Asia Pacific REITs Up in January But Underperformed Equities
Asian REITs also underperformed global REITs as Japan REITs fell on strong yen.
By Patrick Ma, Director, Listed Products and Research, Admiral Investments
Feb 2, 2023 – While global REITs climbed 9.2% in January and outperformed equities, Asia Pacific REITs, as measured by the top 100 most traded REITs, gained just 4.8%, dragged lower by J-REITs.
Global capital markets started the year on a strong note due to expectations of peaking inflation and interest rates. The 10-year U.S. treasury yield dropped from 3.879% at end-2022 to 3.529% by January 31st. Global equities rose 7% in the first month of 2023. However, global REITs outperformed after US and UK REITs staged a strong comeback.
Asia Pacific REITs rose 4.8% in January but underperformed the region’s equities. Rising Chinese shares on the back of China’s reopening contributed to gains in Asia Pacific equities.
The region’s REITs were dragged lower by Japan REITs, which dropped 2% during the month and significantly underperformed Japan equities and other countries’ REITs. A strong yen and increased expectations of Bank of Japan’s reversing its ultra-loose monetary policy led to the weak performance. The only exception was hotel REITs, which saw rallies on the back of expectations of Chinese tourists returning following the mainland’s re-opening. Japan Hotel REIT Investment, Invincible Investment and Hoshino Resorts REIT rose 6.1%, 8.4% and 5.1%, respectively, during the month.

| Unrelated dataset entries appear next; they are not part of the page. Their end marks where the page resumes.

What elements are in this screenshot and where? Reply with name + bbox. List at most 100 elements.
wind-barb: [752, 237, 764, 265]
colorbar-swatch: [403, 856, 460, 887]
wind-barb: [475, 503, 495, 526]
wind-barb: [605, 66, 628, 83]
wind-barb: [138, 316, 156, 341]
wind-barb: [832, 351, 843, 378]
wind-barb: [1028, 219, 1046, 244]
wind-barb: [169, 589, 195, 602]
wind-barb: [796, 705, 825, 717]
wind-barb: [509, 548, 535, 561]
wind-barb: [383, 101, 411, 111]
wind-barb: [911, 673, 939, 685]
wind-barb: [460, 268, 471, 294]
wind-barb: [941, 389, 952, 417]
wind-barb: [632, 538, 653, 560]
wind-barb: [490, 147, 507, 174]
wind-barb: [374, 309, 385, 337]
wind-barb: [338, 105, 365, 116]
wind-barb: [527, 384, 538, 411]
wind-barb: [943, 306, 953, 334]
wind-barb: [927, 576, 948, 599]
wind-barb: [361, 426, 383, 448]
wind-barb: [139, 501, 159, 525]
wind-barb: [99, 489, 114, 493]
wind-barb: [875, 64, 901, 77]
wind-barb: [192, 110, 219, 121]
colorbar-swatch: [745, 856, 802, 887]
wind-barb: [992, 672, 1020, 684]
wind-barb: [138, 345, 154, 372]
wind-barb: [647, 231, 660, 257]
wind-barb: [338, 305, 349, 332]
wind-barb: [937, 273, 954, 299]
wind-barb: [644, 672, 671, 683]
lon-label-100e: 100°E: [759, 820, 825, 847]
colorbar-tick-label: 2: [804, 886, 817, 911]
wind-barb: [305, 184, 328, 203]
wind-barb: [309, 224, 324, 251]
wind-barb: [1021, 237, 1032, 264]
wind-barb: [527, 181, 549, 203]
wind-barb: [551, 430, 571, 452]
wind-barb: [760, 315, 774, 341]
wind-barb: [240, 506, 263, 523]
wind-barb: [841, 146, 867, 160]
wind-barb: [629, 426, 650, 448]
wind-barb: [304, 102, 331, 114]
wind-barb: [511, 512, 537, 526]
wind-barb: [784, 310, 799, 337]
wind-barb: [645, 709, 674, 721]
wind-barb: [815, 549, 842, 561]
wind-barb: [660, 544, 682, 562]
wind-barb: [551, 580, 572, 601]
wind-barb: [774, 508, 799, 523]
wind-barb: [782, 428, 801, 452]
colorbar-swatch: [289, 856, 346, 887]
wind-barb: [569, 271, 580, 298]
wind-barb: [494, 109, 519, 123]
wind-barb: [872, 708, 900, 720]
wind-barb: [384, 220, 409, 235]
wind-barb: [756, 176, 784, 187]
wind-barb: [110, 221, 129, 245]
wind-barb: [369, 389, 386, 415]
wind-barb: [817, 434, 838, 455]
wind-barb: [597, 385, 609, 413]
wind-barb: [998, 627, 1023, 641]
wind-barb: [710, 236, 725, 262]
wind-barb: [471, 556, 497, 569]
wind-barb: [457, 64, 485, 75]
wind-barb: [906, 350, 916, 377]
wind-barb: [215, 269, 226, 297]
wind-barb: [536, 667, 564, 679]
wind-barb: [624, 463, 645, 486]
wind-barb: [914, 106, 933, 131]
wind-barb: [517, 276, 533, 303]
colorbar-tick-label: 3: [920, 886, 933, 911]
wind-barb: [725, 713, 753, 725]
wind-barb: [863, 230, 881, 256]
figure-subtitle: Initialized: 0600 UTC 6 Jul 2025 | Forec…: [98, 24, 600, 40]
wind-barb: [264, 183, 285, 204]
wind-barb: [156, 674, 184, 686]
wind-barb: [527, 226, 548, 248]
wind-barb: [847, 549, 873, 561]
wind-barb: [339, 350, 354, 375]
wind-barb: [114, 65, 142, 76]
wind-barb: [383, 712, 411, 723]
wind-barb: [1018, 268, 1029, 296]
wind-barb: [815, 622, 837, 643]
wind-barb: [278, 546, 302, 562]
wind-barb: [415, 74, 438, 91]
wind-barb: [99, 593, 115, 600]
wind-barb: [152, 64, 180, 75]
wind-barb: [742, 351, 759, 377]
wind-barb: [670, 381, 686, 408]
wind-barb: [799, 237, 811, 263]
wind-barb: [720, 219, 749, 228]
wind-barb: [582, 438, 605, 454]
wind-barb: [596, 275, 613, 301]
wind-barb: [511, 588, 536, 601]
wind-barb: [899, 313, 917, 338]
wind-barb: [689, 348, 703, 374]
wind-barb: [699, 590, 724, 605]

Elsewhere, Australia, Singapore and Hong Kong REITs jumped 8-10% during the month. Goodman Group led gains among Australian REITs with a 15% rise. Singapore’s Keppel DC REIT and Digital Core REIT also rose 15% as industrial and data centre REITs gained investors’ favour after a weak 2022 performance. Hong Kong’s Link REIT rose 9% as investors anticipated a re-opening of China-Hong Kong borders to benefit Hong Kong retail sector.
The U.S. Federal Reserve’s most recent decision to raise the Fed funds rate by an expected 25 basis points to 4.5%-4.75%, is seen as a dovish move that signalled slowing inflationary pressure. This is despite expectations of another rate hike in March. On the back of easing financial conditions, global REITs’ performance should stay strong.